What is now viewed as an epic battle in urban counterinsurgency might be on store shelves sometime next year.

The video game “Six Days in Fallujah” is hyped to give insight into the battle while presenting “the horrors of war.” Developed by Atomic Games, company president Peter Tamte explains he learned of the battle through friends who were there. The game was developed working closely with Marines who were there and video footage and photographs of the battle. In a recent NPR interview, one Marine consultant seemed positive about the project, noting the same quick decision making that often made the difference in the battle is necessary in the game. (His monetary incentive was not disclosed.)

Not everyone agrees with Tamte’s history-as-game approach. Atomic has come under attack by some groups like Gold Star Families who lost loved ones in Iraq. Members say no way can the game accurately and fully represent the battle; such portrayals should be left to books and movies. Their opposition might have pushed Japanese gaming giant Konami to pull out of the project.
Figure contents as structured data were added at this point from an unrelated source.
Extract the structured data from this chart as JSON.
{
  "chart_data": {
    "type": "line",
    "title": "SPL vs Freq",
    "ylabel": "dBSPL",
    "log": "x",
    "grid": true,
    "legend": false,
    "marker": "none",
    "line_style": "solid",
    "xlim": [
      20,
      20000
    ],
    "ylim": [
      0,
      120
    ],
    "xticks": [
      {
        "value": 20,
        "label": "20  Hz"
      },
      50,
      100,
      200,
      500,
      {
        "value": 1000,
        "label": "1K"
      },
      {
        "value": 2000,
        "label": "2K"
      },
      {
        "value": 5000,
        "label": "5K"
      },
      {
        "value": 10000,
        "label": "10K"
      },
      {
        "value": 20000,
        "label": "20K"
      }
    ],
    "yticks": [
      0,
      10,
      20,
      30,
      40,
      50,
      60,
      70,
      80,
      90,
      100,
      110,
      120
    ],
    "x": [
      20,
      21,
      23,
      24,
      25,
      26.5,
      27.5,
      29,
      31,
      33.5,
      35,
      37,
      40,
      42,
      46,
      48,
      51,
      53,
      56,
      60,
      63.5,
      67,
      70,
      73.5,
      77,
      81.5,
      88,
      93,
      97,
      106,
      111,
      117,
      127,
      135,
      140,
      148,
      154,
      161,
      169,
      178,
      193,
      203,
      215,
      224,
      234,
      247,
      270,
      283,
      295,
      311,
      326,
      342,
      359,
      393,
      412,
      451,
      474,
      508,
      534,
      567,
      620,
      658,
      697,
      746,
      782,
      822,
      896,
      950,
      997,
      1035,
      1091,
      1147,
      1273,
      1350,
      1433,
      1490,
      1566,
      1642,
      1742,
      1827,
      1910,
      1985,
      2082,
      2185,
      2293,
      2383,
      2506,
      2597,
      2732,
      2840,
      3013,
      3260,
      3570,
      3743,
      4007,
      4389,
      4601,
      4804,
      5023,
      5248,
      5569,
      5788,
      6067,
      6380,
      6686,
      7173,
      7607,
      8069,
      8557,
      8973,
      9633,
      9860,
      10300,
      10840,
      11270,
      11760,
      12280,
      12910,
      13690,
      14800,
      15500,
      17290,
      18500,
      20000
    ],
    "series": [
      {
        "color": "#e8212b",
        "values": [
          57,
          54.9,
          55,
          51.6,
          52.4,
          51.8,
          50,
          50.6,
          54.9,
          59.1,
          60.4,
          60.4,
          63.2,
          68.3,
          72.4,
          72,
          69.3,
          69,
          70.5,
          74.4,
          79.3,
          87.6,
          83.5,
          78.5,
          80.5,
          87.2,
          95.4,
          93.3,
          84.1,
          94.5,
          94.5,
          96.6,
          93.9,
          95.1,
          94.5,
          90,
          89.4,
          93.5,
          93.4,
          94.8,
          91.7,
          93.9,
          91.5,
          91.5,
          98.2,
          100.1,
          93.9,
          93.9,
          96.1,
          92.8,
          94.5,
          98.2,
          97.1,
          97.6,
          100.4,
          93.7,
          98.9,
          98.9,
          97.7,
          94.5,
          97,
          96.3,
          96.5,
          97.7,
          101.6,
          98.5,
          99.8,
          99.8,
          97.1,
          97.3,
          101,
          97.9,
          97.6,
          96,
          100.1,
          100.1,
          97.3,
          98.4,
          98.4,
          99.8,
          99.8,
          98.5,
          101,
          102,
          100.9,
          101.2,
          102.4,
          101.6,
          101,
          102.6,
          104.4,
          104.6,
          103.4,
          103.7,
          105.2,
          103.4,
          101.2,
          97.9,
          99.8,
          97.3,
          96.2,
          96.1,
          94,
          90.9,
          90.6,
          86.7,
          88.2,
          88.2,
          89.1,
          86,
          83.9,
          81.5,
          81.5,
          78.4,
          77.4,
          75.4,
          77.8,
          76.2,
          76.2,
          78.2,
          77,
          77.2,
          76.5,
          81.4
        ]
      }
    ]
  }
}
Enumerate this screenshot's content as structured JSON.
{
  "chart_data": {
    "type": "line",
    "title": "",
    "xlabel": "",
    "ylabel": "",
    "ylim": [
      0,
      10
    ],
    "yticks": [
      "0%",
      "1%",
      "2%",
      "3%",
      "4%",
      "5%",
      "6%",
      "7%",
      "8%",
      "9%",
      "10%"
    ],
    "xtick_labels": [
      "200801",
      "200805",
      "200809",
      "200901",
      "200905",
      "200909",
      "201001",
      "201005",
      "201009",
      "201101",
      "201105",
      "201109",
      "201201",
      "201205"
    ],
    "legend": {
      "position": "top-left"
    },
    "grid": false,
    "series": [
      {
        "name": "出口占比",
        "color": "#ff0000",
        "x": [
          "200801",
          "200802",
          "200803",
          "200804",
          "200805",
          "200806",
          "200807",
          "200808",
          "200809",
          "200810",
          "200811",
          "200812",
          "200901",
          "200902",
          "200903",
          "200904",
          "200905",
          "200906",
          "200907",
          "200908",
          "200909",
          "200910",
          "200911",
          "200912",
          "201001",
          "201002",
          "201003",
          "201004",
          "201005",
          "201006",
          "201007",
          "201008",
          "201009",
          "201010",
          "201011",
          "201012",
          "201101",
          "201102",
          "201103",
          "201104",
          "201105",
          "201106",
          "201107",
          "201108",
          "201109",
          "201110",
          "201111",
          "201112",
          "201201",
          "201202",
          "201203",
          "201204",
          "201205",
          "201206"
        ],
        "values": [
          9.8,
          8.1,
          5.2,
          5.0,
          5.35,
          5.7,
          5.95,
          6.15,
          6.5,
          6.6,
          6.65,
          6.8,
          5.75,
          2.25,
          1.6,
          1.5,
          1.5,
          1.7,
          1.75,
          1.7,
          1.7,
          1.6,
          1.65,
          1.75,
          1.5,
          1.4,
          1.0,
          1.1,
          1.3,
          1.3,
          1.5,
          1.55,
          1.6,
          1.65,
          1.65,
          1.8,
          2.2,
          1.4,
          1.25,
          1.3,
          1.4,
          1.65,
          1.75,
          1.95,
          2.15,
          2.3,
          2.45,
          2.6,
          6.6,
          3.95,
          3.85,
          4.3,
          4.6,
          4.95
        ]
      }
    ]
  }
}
Is the run-up to the “Six Days” release all hype by Atomic? Comments on some of the gaming sites reveal a suspicious crowd. According to gamers in the know, similar games have pretty much “sucked” and a bad product from “Six Days in Fallujah” would do a disservice to the Marines who fought and died there.

Regardless of motive, Atomic seems interested in making a different game that might attract new players and infuse some real-world knowledge into zombie and violent gamers. Though “history” is a misnomer five years out from an event, it seems Atomic has gone to great lengths to produce a game with accuracy. Just as the services picked up on gaming more than a decade ago for its training value, “Six Days” could have an impact on an industry dominated by the “Grand Theft Auto” series and other crimes-as-entertainment games. (We’re OK with crime as entertainment, which makes an argument against “Six Days in Fallujah” a stretch.)

Most understand the renewed pain for the Gold Star family members. Many agree nothing really can replicate those six days in Fallujah (or any event). Would critics rather people ignore that battle, save for film and the written word? Why not open it up to a new audience?

Would you want your battle reenacted in a game?